Title: Genetic characterization of Toxoplasma gondii isolates from Portugal, Austria, and Israel reveals higher genetic variability within the type II lineage

item VERMA, SHIV - Non ARS Employee
item AJZENBERG, DANIEL - Hospital And University Center Of Limoges
item RIVERA-SANCHEZ, ANN - University Of Tennessee
item SU, CHUNLEI - University Of Tennessee
item Dubey, Jitender

Submitted to: Parasitology
Publication Type: Peer Reviewed Journal
Publication Acceptance Date: 1/7/2015
Publication Date: 2/13/2015
Citation: Verma, S., Ajzenberg, D., Rivera-Sanchez, A., Su, C., Dubey, J.P. 2015. Genetic characterization of Toxoplasma gondii isolates from Portugal, Austria, and Israel reveals higher genetic variability within the type II lineage. Parasitology. 142:948-957.

Interpretive Summary: Toxoplasma gondii is a single-celled parasite of all warm-blooded hosts worldwide. It causes mental retardation and loss of vision in children, and abortion in livestock. Cats are the main reservoir of T. gondii because they are the only hosts that can excrete the resistant stage (oocyst) of the parasite in the feces. Humans become infected by eating under cooked meat from infected animals and food and water contaminated with oocysts. Most people infected with Toxoplasma remain asymptomatic while some become ill and some die. The parasite strain is thought to be one determinant in the epidemiology of clinical toxoplasmosis in humans. In the present study of 90 isolates of Toxoplasma, the authors found higher genetic variability among isolates recovered from asymptomatic hosts, and the results varied with the genetic analysis method used. The results will be of interest to biologists, and parasitologists.

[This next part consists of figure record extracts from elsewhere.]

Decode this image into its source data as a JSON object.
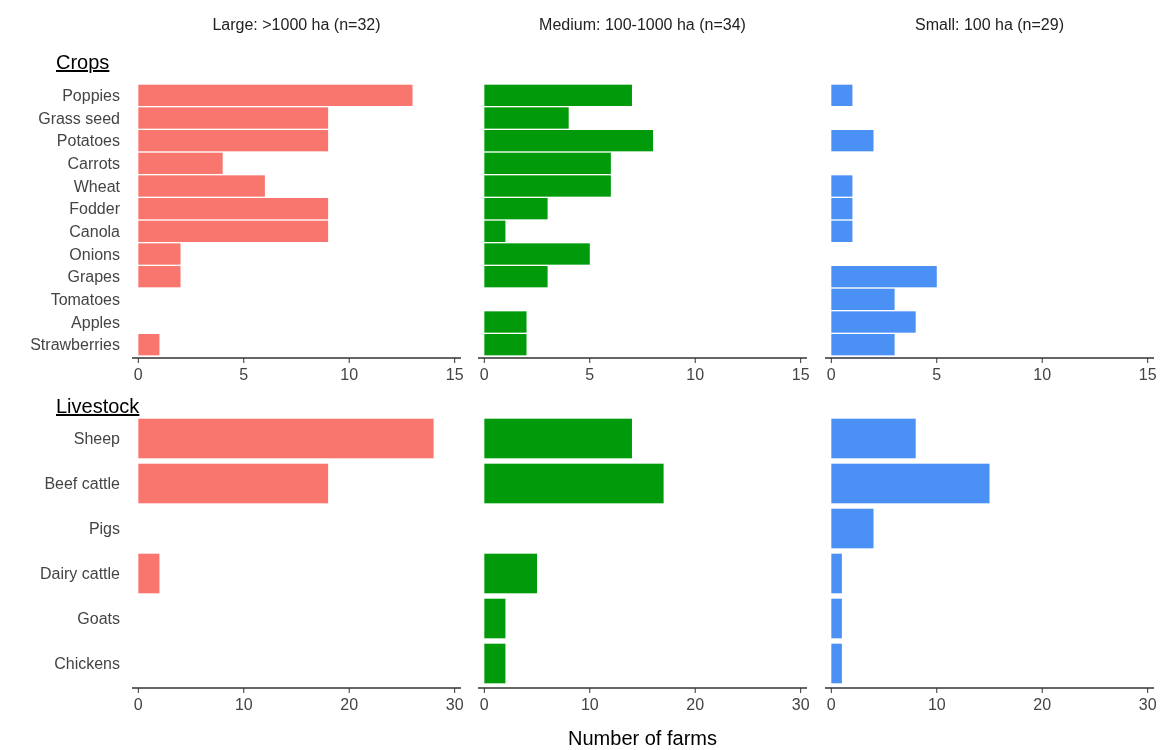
{
  "chart_data": [
    {
      "type": "bar",
      "orientation": "horizontal",
      "title": "Large: >1000 ha (n=32)",
      "ylabel": "Crops",
      "categories": [
        "Poppies",
        "Grass seed",
        "Potatoes",
        "Carrots",
        "Wheat",
        "Fodder",
        "Canola",
        "Onions",
        "Grapes",
        "Tomatoes",
        "Apples",
        "Strawberries"
      ],
      "values": [
        13,
        9,
        9,
        4,
        6,
        9,
        9,
        2,
        2,
        null,
        null,
        1
      ],
      "color": "#f8766d",
      "xlim": [
        -0.3,
        15.3
      ],
      "xticks": [
        0,
        5,
        10,
        15
      ]
    },
    {
      "type": "bar",
      "orientation": "horizontal",
      "title": "Medium: 100-1000 ha (n=34)",
      "categories": [
        null,
        null,
        null,
        null,
        null,
        null,
        null,
        null,
        null,
        null,
        null,
        null
      ],
      "values": [
        7,
        4,
        8,
        6,
        6,
        3,
        1,
        5,
        3,
        null,
        2,
        2
      ],
      "color": "#009a0a",
      "xlim": [
        -0.3,
        15.3
      ],
      "xticks": [
        0,
        5,
        10,
        15
      ],
      "tick_labels": "x"
    },
    {
      "type": "bar",
      "orientation": "horizontal",
      "title": "Small: 100 ha (n=29)",
      "categories": [
        null,
        null,
        null,
        null,
        null,
        null,
        null,
        null,
        null,
        null,
        null,
        null
      ],
      "values": [
        1,
        null,
        2,
        null,
        1,
        1,
        1,
        null,
        5,
        3,
        4,
        3
      ],
      "color": "#4a90f5",
      "xlim": [
        -0.3,
        15.3
      ],
      "xticks": [
        0,
        5,
        10,
        15
      ],
      "tick_labels": "x"
    },
    {
      "type": "bar",
      "orientation": "horizontal",
      "ylabel": "Livestock",
      "categories": [
        "Sheep",
        "Beef cattle",
        "Pigs",
        "Dairy cattle",
        "Goats",
        "Chickens"
      ],
      "values": [
        28,
        18,
        null,
        2,
        null,
        null
      ],
      "color": "#f8766d",
      "xlim": [
        -0.6,
        30.6
      ],
      "xticks": [
        0,
        10,
        20,
        30
      ]
    },
    {
      "type": "bar",
      "orientation": "horizontal",
      "xlabel": "Number of farms",
      "categories": [
        null,
        null,
        null,
        null,
        null,
        null
      ],
      "values": [
        14,
        17,
        null,
        5,
        2,
        2
      ],
      "color": "#009a0a",
      "xlim": [
        -0.6,
        30.6
      ],
      "xticks": [
        0,
        10,
        20,
        30
      ],
      "tick_labels": "x"
    },
    {
      "type": "bar",
      "orientation": "horizontal",
      "categories": [
        null,
        null,
        null,
        null,
        null,
        null
      ],
      "values": [
        8,
        15,
        4,
        1,
        1,
        1
      ],
      "color": "#4a90f5",
      "xlim": [
        -0.6,
        30.6
      ],
      "xticks": [
        0,
        10,
        20,
        30
      ],
      "tick_labels": "x"
    }
  ]
}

Technical Abstract: This study compared genetic diversity of Toxoplasma gondii isolates from Portugal, Austria and Israel. For this, we genotyped 90 T. gondii isolates (16 from Portugal, 67 from Austria and 7 from Israel) using 10 nested PCR-restriction length polymorphism (RFLP) genetic markers and 15 microsatellite (MS) markers. By PCR-RFLP typing, 7 isolates from Portugal chickens were identified as type II (ToxoDB #1 or #3), 4 were type III (ToxoDB #2), and the remaining 4 isolates have unique genotype pattern were designated as ToxoDB #254. One mouse virulent isolate from a bovine fetus (Bos taurus) in Portugal was type I (ToxoDB #10) at all loci and designated as TgCowPr1. All 67 isolates from Austria and 7 from Israel were type II (ToxoDB #1 or #3). By microsatellite typing, many additional genetic variations were revealed among the type II and type III isolates. Phylogenetic analysis showed that isolates from the same geographical locations tend to cluster together, and there is little overlapping of genotypes among different locations. This study demonstrated that the microsatellite markers can provide higher discriminatory power to reveal association of genotypes with geographical locations. Future studies of the type II strains in Europe by these microsatellite markers will be useful to reveal transmission patterns of the parasite.